Saat ini Riau masih memiliki banyak persoalaan terkait perampasan ruang hidup, konflik agraria, lingkungan hidup dan penegakan hukum. Situasi ini tidak lepas dari peran negara melalui aparaturnya yang abai terhadap penyelesaian permasalahan yang ada di Riau. Dalam konteks HAM, hal tersebut merupakan pengabaian dan gagalnya negara melakukan tugasnya dalam 3 pilar HAM yaitu Perlindungan, Pemenuhan dan Penghormatan terhadap Warga Negara.

LBH Pekanbaru sepanjang tahun 2023 menerima pengaduan dari masyarakat yang berkonflik dengan perusahaan perkebunan sawit, perkebunan akasia dan perusahaan pertambangan. Pengaduan tersebut membuktikan masih banyaknya konflik yang belum terselesaikan.

“Dalam aksi ini, kami ingin menyampaikan kepada publik dan pemerintah untuk  menuntaskan pelanggaran HAM yang terjadi, khususnya konflik yang terjadi di masyarakat Riau. Banyak masyarakat yang sedang memperjuangkan Hak mereka. masih banyak pelanggaran hak asasi manusia yang belum terpenuhi, seperti kebakaran hutan, Banjir dan masalah sampah”, Ujar Idolanami selaku Koordinator Aksi.

Banyak perusahaan pertambangan yang beroperasi namun merusak lingkungan dan merampas tanah-tanah masyarakat adat masih banyak terjadi di Provinsi Riau, Negara tidak boleh abai dan membiarkan konflik-konflik ini terus terjadi, negara harus hadir dan segera melakukan penindakan dan upaya penyelasaian konflik yang konkrit. Sambung idolanami.

Peringatan Hari HAM sedunia seharusnya bukan hanya sebuah seremonial semata, namun merupakan refleksi yang harus terus diperbaiki dalam upaya melakukan perlindungan, pemenuhan dan penghormatan yang harus dilakukan oleh negara.

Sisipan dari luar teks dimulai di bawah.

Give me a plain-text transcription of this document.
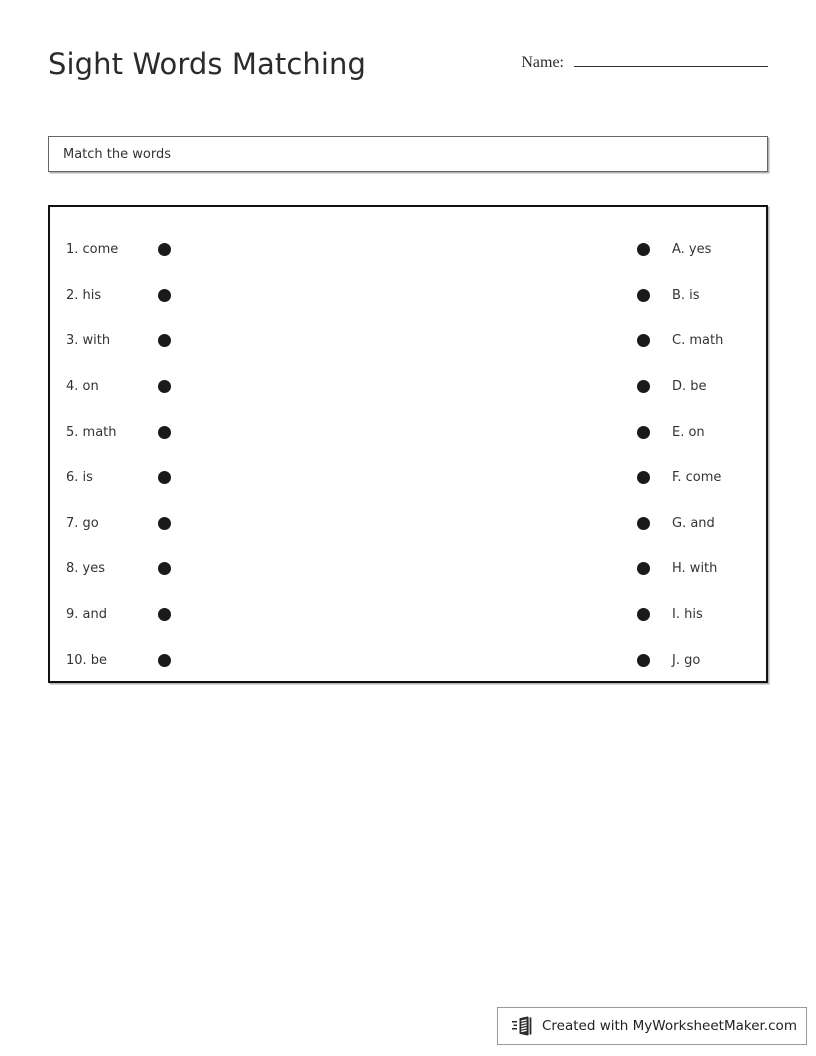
Sight Words Matching	Name:
Match the words
1. come
2. his
3. with
4. on
5. math
6. is
7. go
8. yes
9. and
10. be
A. yes
B. is
C. math
D. be
E. on
F. come
G. and
H. with
I. his
J. go
Created with MyWorksheetMaker.com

Penting diketahui bahwa perampasan ruang hidup di Provinsi Riau masih terlihat jelas. Pengelolaan tata kota yang berantakan sehingga mengakibatkan kebanjiran, kebakaran hutan setiap tahunnya masih terulang dan berimbas polusi udara, Pembiaran perusahaan-perusahaan yang merampas hak-hak rakyat dan kebebasan berekspresi yang masih dibatasi.

Hilarius salah satu relawan aksi menyebutkan dalam orasinya “Pelanggaran HAM atas ruang hidup di Provinsi Riau merupakan bentuk ketidakpedulian penyelenggara negara terhadap penderitaan rakyat. kami menuntut seluruh pemerintah melalui aparaturnya untuk segera menyelesaikan seluruh permasalahan pelanggaran HAM, lingkungan hidup, konflik agraria serta konflik lainnya”.